Early keto-adaptation commonly produces symptoms including headache, insomnia, irritability, excitation, dizziness, and carbohydrate cravings. These are typically mild and resolve within two weeks, and in retrospective analysis the diet was psychiatrically well tolerated by the vast majority of participants. Still, for someone managing active psychotic symptoms or severe mood instability, even a two-week transition period is not trivial without support.

What the Evidence Is and Is Not

It is worth being direct about the state of the field. The clinical literature currently consists of small pilot trials, retrospective analyses, and case reports. There are no large-scale randomized controlled trials yet that definitively establish who benefits, at what level of ketosis, over what duration, or with what safety profile across different antipsychotic regimens. Researchers and clinicians working in this space are explicitly calling for those trials before wider adoption.

Positive results from preclinical studies, case studies, and uncontrolled clinical trials point toward a clinically significant role for ketogenic metabolic therapy in the treatment of serious mental illness and offer hope to millions of individuals worldwide who suffer from those conditions; however, researchers emphasize the need for larger controlled trials.

The mechanistic plausibility is solid. The early human data is encouraging. The gap between those two things and a standard-of-care recommendation is still wide, and crossing it honestly requires the kind of rigorous trial infrastructure that the field is now beginning to build.
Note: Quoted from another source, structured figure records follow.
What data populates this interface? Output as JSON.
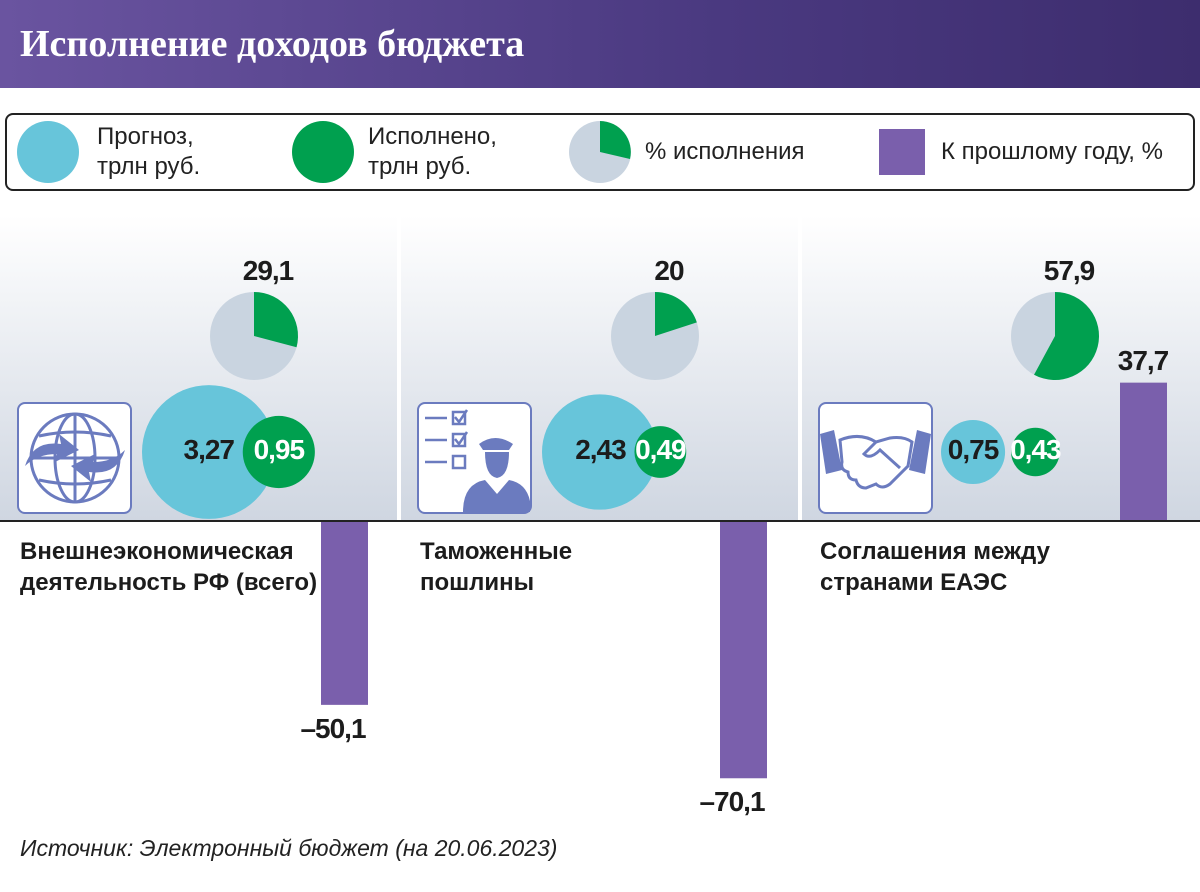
{
  "title": "Исполнение доходов бюджета",
  "legend": {
    "forecast": "Прогноз, трлн руб.",
    "executed": "Исполнено, трлн руб.",
    "percent": "% исполнения",
    "yoy": "К прошлому году, %"
  },
  "colors": {
    "forecast": "#67c5da",
    "executed": "#00a04f",
    "pie_bg": "#c9d4e0",
    "bar": "#7a5fac"
  },
  "chart_data": {
    "type": "bubble+pie+bar",
    "categories": [
      "Внешнеэкономическая деятельность РФ (всего)",
      "Таможенные пошлины",
      "Соглашения между странами ЕАЭС"
    ],
    "series": [
      {
        "name": "Прогноз, трлн руб.",
        "values": [
          3.27,
          2.43,
          0.75
        ]
      },
      {
        "name": "Исполнено, трлн руб.",
        "values": [
          0.95,
          0.49,
          0.43
        ]
      },
      {
        "name": "% исполнения",
        "values": [
          29.1,
          20,
          57.9
        ]
      },
      {
        "name": "К прошлому году, %",
        "values": [
          -50.1,
          -70.1,
          37.7
        ]
      }
    ],
    "labels": {
      "forecast": [
        "3,27",
        "2,43",
        "0,75"
      ],
      "executed": [
        "0,95",
        "0,49",
        "0,43"
      ],
      "percent": [
        "29,1",
        "20",
        "57,9"
      ],
      "yoy": [
        "–50,1",
        "–70,1",
        "37,7"
      ]
    },
    "icons": [
      "globe-exchange-icon",
      "customs-checklist-icon",
      "handshake-icon"
    ]
  },
  "source": "Источник: Электронный бюджет (на 20.06.2023)"
}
Questions Worth Raising with a Clinician

If you or someone in your life is managing treatment-resistant schizophrenia or bipolar disorder, the metabolic psychiatry conversation is worth having with a psychiatrist or metabolic physician. The practical questions to bring include: whether current medications are producing metabolic side effects that a dietary intervention might offset; what baseline bloodwork would need to be established before starting; how LDL and cardiovascular risk would be tracked; and whether any clinical trials in your region are currently enrolling.

For Ruby Urlocker, the shift was meaningful enough to describe as a genuine change in quality of life after years of numbness and diminished creative capacity. That is one patient's account, and it is not a clinical recommendation. But it is exactly the kind of experience that makes the science worth pursuing urgently, and that makes the current research gap feel less like academic caution and more like an obligation to answer faster.